Question

Pitch of the helical path described by the particle is:
A. $\dfrac{{2\pi m{v_0}}}{{{B_0}q}}$
B. $\dfrac{{\sqrt 3 \pi m{v_0}}}{{2{B_0}q}}$
C. $\dfrac{{\pi m{v_0}}}{{{B_0}q}}$
D. $\dfrac{{2\sqrt 3 \pi m{v_0}}}{{{B_0}q}}$

Answer 1

A charged particle in a magnetic field experiences two forces acting on it. These forces are the forces due to the magnetic field and the centripetal force. As the velocity of the particle is constant in the direction parallel to the magnetic field and its motion accelerates in the perpendicular direction to the magnetic field, the particle traces a helical path. We need to find the equation for this path.

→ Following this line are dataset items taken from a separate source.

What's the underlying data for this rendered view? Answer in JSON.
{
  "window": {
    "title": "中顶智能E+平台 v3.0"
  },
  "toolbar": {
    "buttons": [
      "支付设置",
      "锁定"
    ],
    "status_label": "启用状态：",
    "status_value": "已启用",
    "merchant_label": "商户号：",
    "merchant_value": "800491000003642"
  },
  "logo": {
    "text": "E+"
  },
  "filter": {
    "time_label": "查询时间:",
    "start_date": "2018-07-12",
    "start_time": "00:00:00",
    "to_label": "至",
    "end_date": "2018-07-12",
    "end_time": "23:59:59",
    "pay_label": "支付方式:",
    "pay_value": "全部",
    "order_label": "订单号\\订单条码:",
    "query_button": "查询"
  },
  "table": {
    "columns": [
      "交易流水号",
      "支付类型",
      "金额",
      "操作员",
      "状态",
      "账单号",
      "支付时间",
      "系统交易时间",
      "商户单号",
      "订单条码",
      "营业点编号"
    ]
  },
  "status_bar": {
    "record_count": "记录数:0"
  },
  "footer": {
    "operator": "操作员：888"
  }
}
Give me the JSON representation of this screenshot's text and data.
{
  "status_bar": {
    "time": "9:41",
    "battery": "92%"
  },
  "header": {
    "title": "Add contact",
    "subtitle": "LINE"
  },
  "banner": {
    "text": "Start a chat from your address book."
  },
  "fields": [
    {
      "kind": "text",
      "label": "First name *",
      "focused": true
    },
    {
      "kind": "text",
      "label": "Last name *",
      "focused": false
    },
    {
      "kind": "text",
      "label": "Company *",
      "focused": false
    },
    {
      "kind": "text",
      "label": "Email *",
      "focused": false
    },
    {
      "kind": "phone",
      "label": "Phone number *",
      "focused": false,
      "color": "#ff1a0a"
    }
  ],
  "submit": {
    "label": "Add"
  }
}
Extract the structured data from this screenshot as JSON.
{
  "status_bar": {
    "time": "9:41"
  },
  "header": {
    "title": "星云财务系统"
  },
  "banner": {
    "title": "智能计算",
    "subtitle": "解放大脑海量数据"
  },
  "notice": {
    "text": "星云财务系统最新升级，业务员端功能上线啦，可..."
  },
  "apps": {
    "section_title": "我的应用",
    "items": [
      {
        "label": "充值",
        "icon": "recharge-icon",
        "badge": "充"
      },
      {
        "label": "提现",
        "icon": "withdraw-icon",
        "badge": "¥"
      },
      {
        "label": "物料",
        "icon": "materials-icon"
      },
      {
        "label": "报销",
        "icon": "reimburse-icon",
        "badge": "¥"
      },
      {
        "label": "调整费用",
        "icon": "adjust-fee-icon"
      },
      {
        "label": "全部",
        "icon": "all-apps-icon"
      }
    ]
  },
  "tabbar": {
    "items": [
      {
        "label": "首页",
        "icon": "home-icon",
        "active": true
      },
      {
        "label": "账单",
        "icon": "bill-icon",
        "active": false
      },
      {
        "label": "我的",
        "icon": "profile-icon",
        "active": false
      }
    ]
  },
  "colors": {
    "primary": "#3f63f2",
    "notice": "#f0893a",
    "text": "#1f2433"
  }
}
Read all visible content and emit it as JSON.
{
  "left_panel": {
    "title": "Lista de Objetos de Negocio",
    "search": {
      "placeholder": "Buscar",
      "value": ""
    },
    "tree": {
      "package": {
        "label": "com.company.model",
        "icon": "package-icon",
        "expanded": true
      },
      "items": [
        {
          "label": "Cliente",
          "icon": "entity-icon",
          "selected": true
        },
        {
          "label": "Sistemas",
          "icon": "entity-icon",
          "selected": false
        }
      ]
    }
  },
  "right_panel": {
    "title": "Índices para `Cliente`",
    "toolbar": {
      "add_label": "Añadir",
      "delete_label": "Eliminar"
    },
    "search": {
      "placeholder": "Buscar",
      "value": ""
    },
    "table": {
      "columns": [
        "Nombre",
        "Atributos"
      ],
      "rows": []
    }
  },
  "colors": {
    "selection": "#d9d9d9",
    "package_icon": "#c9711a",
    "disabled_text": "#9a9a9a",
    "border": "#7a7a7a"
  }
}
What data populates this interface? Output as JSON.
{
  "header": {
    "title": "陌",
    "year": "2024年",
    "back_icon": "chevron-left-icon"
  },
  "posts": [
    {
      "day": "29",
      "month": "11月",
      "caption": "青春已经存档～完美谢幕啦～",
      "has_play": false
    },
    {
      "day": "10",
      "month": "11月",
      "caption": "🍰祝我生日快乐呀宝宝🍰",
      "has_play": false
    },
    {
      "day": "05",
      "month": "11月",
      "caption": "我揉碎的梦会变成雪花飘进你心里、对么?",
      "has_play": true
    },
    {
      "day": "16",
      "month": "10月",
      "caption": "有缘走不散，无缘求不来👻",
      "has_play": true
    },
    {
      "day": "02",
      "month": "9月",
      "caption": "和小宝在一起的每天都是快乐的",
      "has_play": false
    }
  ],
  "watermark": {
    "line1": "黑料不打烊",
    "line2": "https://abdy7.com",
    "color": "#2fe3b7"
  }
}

Complete step by step answer:
Let us define the variables used in the options and then see the forces acting on the particle and then balance them.
Let $m$ be the mass of the particle, ${v_0}$ be its velocity parallel to the magnetic field, ${B_0}$ be the magnitude of the magnetic field and $q$ be the charge on the particle.
The acceleration of the particle as it performs circular motion is given as:
$\dfrac{{{v^2}}}{r}$
Here, $v$ is the velocity of the particle moving perpendicular to the magnetic field.
The centripetal force ${F_C}$ will be given as
${F_C} = \dfrac{{m{v^2}}}{r}$
This acceleration is always directed towards the centre. The acceleration is always perpendicular to the particle’s instantaneous direction of motion. Also, the force ${F_B}$ exerted on the moving charge under the magnetic field is given as:
${F_B} = q(v \times B)$
This magnetic force is always perpendicular to the instantaneous direction of motion.
The particle is charged and it is performing circular motion perpendicular to the direction of the field. The combination of circular motion in the plane perpendicular to the magnetic field and uniform motion along the direction of magnetic field leads to a spiral trajectory which is known as helical path.
The charged particle is having a constant speed in the region parallel to the magnetic field. As a result, no external unbalanced force is applied. Therefore, the magnetic force and centripetal force must be equal.
$\dfrac{{m{v^2}}}{r} = q(v \times B)$
$\Rightarrow r = \dfrac{{mv}}{{qB}}$
Now, the time period $T$ of this oscillation will be
$T = \dfrac{{2\pi r}}{v}$
Pitch $P$ is the distance travelled by the particle along the direction of the magnetic field in one rotation and it is given as
$P = {v_0}T$
Substituting the value of time period and radius, we get
$\therefore P = \dfrac{{2\pi m}}{{qB}}{v_0}$

Thus, option A is the correct option.

Note: The particle is having two velocities, one in the direction parallel to the magnetic field and one in the direction perpendicular to the magnetic field. Due to the velocity parallel to the direction of the magnetic field, the particle is tracing the helical path. The centripetal force and magnetic force must be balanced.